The Bridge
How does a director make a documentary about suicide? Ignoring for a moment the potential ethical dilemmas embroiled in real-life coverage of people ending their own lives, how does one get that particular kind of candid footage? If you’re director Eric Steel, you just need to know where to go and how to hide the camera.
Steel directed the newly released documentary The Bridge, about people who commit suicide by jumping off the Golden Gate Bridge. The film was inspired by Tad Friend’s 2003 New Yorker article, which gave a rundown of the past and present of bridge-jumping. It was a popular article. I live near the Golden Gate, and in the Bay Area, at least, that article struck a nerve–I remember reading it at the time, and I’ve never heard of a single article so often referred to by so many different people over the years.
It seems that the Golden Gate Bridge itself strikes a nerve with people. It’s the number-one suicide spot in the United States–someone jumps off of it approximately every two weeks. In a way, it’s not hard to see why; walking or driving across, there’s the feeling of being on the very edge of the world. Standing on the ocean side–from which most people jump–there are the cliffs on either end of the bridge, and then water, and fog, and nothing else.
In 2004, Steel and his crew attached hidden cameras to the bridge, then went away and just waited. Much of the film, it seems, is made up of interviews with the victims’ loved ones, with the people who last spoke with them, with the people who knew them best. There are copies of suicide notes and other mementoes of the people who jumped, and an interview with one man who jumped and survived. But the crux of the movie, what is most haunting and most disturbing about this film, is the footage taken by the hidden cameras–nearly all of the twenty-four people who jumped in 2004 did so on film.

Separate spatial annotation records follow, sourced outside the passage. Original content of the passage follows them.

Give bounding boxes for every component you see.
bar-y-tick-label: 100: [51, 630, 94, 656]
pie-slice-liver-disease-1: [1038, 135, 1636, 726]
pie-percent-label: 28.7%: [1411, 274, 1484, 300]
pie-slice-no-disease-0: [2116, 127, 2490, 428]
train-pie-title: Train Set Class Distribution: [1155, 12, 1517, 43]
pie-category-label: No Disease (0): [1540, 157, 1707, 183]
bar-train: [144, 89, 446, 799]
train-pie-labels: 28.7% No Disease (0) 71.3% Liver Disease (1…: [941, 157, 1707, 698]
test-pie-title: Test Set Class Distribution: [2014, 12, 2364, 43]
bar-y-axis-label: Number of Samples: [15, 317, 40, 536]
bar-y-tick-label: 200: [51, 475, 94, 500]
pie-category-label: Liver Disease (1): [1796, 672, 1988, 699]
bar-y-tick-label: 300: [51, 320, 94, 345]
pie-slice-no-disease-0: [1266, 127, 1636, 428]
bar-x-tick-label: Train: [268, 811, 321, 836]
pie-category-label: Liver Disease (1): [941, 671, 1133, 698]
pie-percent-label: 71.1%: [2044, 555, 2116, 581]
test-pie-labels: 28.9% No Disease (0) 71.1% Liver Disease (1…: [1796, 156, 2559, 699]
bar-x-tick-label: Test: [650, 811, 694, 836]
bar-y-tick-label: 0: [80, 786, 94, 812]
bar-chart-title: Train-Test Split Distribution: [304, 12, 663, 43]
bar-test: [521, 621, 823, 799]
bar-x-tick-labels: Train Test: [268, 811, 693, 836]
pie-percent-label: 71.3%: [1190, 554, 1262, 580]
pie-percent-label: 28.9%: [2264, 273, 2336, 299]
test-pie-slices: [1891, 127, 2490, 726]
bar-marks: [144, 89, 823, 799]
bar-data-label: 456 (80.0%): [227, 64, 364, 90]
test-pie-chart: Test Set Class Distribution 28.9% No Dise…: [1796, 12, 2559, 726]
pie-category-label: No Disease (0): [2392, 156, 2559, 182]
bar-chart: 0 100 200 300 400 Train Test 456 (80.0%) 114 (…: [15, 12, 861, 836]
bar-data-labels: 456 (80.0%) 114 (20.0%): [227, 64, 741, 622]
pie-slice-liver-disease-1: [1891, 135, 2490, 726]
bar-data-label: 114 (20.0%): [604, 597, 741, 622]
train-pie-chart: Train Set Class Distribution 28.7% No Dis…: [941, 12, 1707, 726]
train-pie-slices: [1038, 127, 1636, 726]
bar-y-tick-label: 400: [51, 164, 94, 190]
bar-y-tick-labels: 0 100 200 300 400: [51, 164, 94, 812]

I haven’t seen The Bridge, and I don’t know that I will, not because it’s not a good movie, but because it seems like such an intrusion. Maybe some of the people caught on camera needed an intrusion, and maybe not. But it’s the experience of essentially being present–even two years later–for another human’s death that makes this movie dicey and understandably difficult to watch. I’m not saying Steel was wrong to make the movie or even to install the cameras; I’m just saying I don’t know that I can watch it.

November 5th, 2006 at 8:14 pm
You’re right. This movie sounds fascinating to me, so much so that I almost want to see it. And yet, it’s so morbid. I think I would feel wrong watching someone else’s death.